Enter fingerprints. These encoded identifiers are based on a set of characteristics of a user and can be used to recognize the same person, even if they show up in different environments, no matter what happened in the meantime. So first we make a fingerprint when a user clicks on an ad, or views a page. Second, then when they show up in the game we do the same thing again. Next, we compare the identifier of the new player with those of the relevant clicks that took place, so we can see if they showed up in the game after clicking a link, ergo because of clicking the link.

Balancing privacy, ease of use, and accuracy

There are a million ways of doing fingerprinting, the main variation being in the ‘ingredients’ used to create the identifier. For this purpose, early experiments revealed, at least in our opinion, the optimal balance between privacy, ease of implementation, and accuracy. With a very lightweight in-game integration (not even worth an SDK), and straightforward tracking links, we are able to provide attribution, maybe not as accurate as it could be, but on par with the mobile platforms like Kochava, Tune and AppsFlyer.
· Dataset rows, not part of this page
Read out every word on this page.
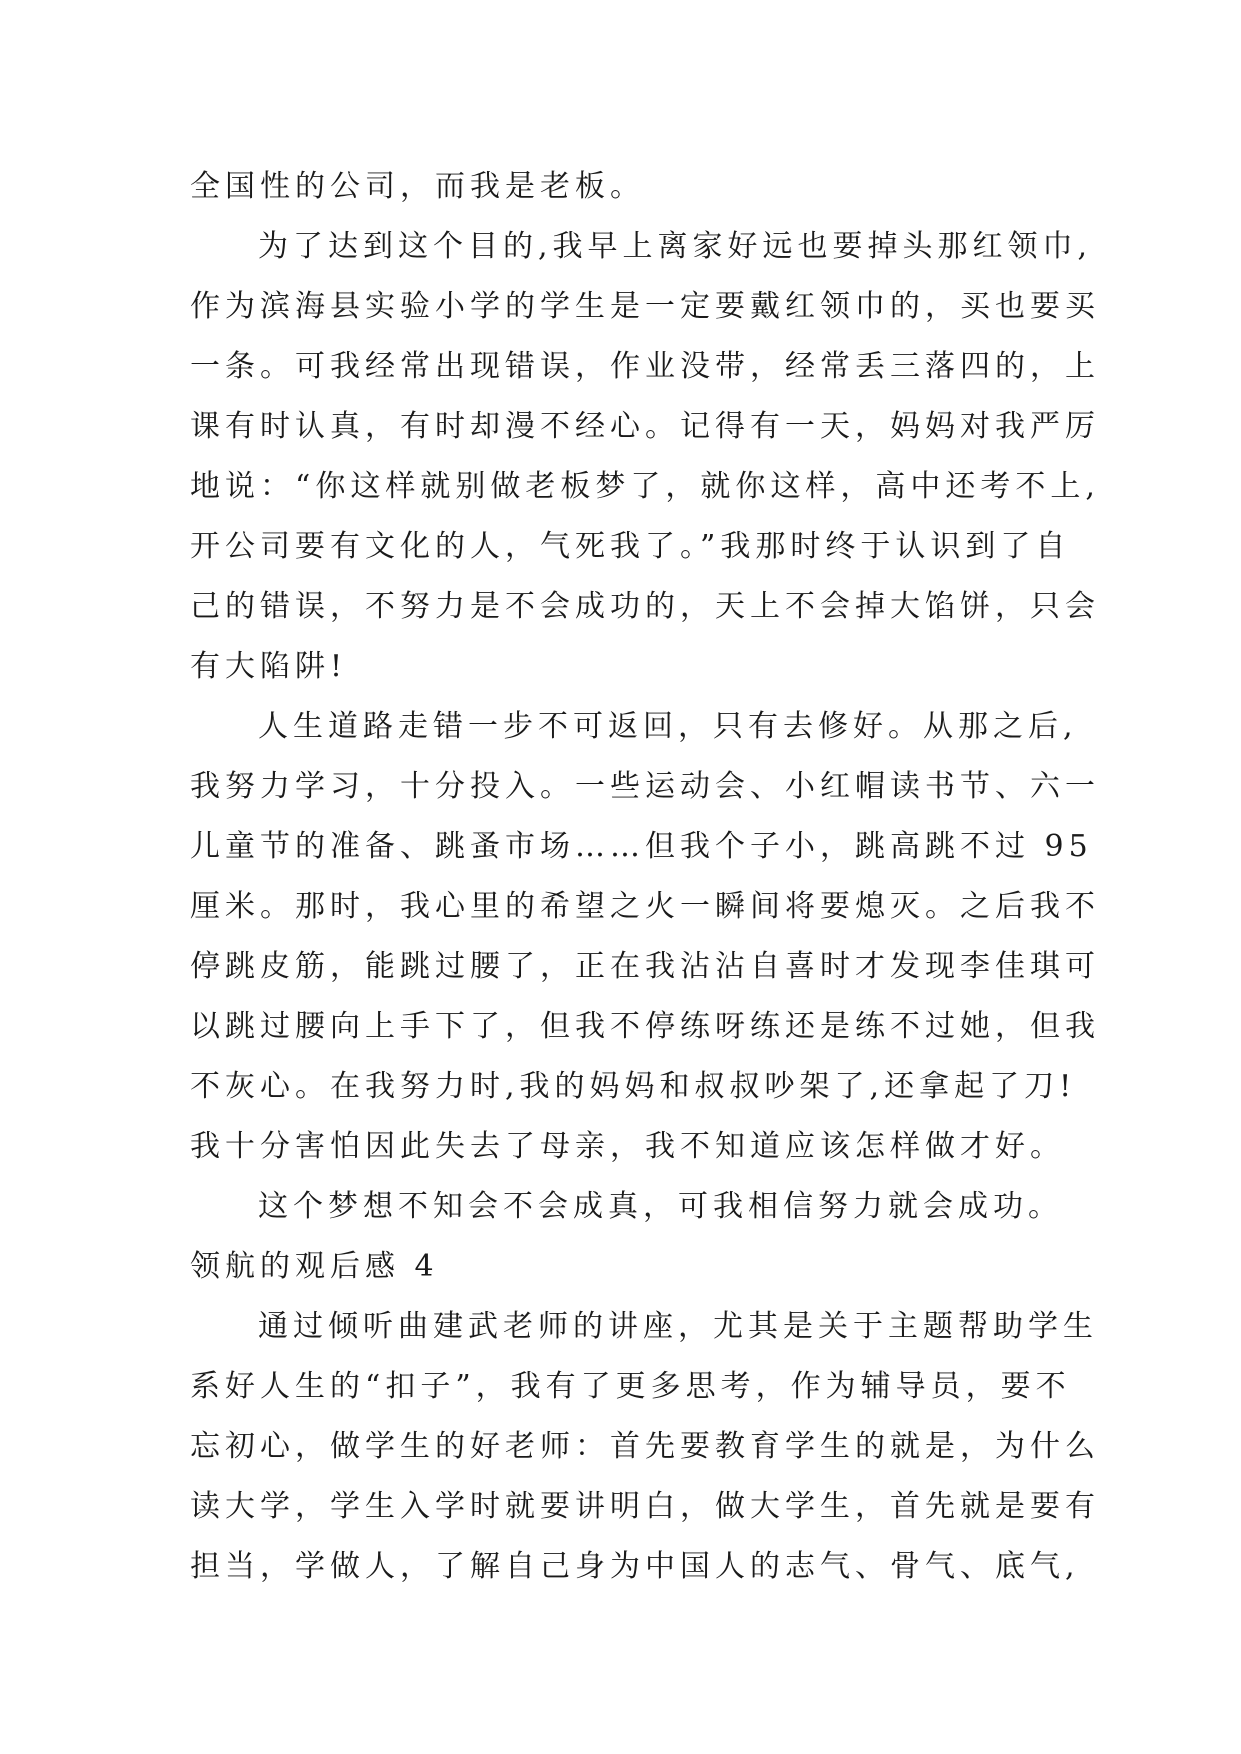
全国性的公司，而我是老板。
为了达到这个目的,我早上离家好远也要掉头那红领巾,
作为滨海县实验小学的学生是一定要戴红领巾的，买也要买
一条。可我经常出现错误，作业没带，经常丢三落四的，上
课有时认真，有时却漫不经心。记得有一天，妈妈对我严厉
地说：“你这样就别做老板梦了，就你这样，高中还考不上,
开公司要有文化的人，气死我了。”我那时终于认识到了自
己的错误，不努力是不会成功的，天上不会掉大馅饼，只会
有大陷阱!
人生道路走错一步不可返回，只有去修好。从那之后,
我努力学习，十分投入。一些运动会、小红帽读书节、六一
儿童节的准备、跳蚤市场……但我个子小，跳高跳不过 95
厘米。那时，我心里的希望之火一瞬间将要熄灭。之后我不
停跳皮筋，能跳过腰了，正在我沾沾自喜时才发现李佳琪可
以跳过腰向上手下了，但我不停练呀练还是练不过她，但我
不灰心。在我努力时,我的妈妈和叔叔吵架了,还拿起了刀!
我十分害怕因此失去了母亲，我不知道应该怎样做才好。
这个梦想不知会不会成真，可我相信努力就会成功。
领航的观后感 4
通过倾听曲建武老师的讲座，尤其是关于主题帮助学生
系好人生的“扣子”，我有了更多思考，作为辅导员，要不
忘初心，做学生的好老师：首先要教育学生的就是，为什么
读大学，学生入学时就要讲明白，做大学生，首先就是要有
担当，学做人，了解自己身为中国人的志气、骨气、底气,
We build our attribution to be as privacy-friendly as possible. Why? Because as PC gamers we value privacy too. And because GDPR was a hot topic when we were building it. For example, we can not link behavior from multiple games or clients together, we only create a fingerprint the very first time a new player shows up. And we forget about each player soon after that.

What’s next

The resulting feature delivers what it has to: helping to understand the impact of each individual bit of campaign effort. But we’ve also seen that the bottom line impact most of the time is greater than what attribution can measure. The difference comes from lacking accuracy (again it’s not deterministic), social ‘bonus’ uplift, and platform uplift.

To measure the bottom-line results, for example from promotions focussed on traffic from within Steam itself, we built another solution: promotions optimization. For this we’re able to take a timeframe and predict the performance you would normally have in that period based on historical data, then show you the difference between that and the actuals. It’s great to capture the overall uplift, but less great when you want to compare multiple efforts happening at the same time.

We feel the holy grail is combining the promotions optimization solution with campaign attribution into a form of what Google calls ‘modeled attribution’. Both of these datasets, which are quite extensive,  become input for a predictive model that is able to attribute parts of the bottom line uplift to individual campaign activity. This can work because we can utilize click, install, and sales data over a variety of axes like country, date, and hour of the day. The best of both worlds if you will.

I’m really looking forward to seeing where this development will take us, and what will follow. It would be amazing to have you there with us as we make it happen.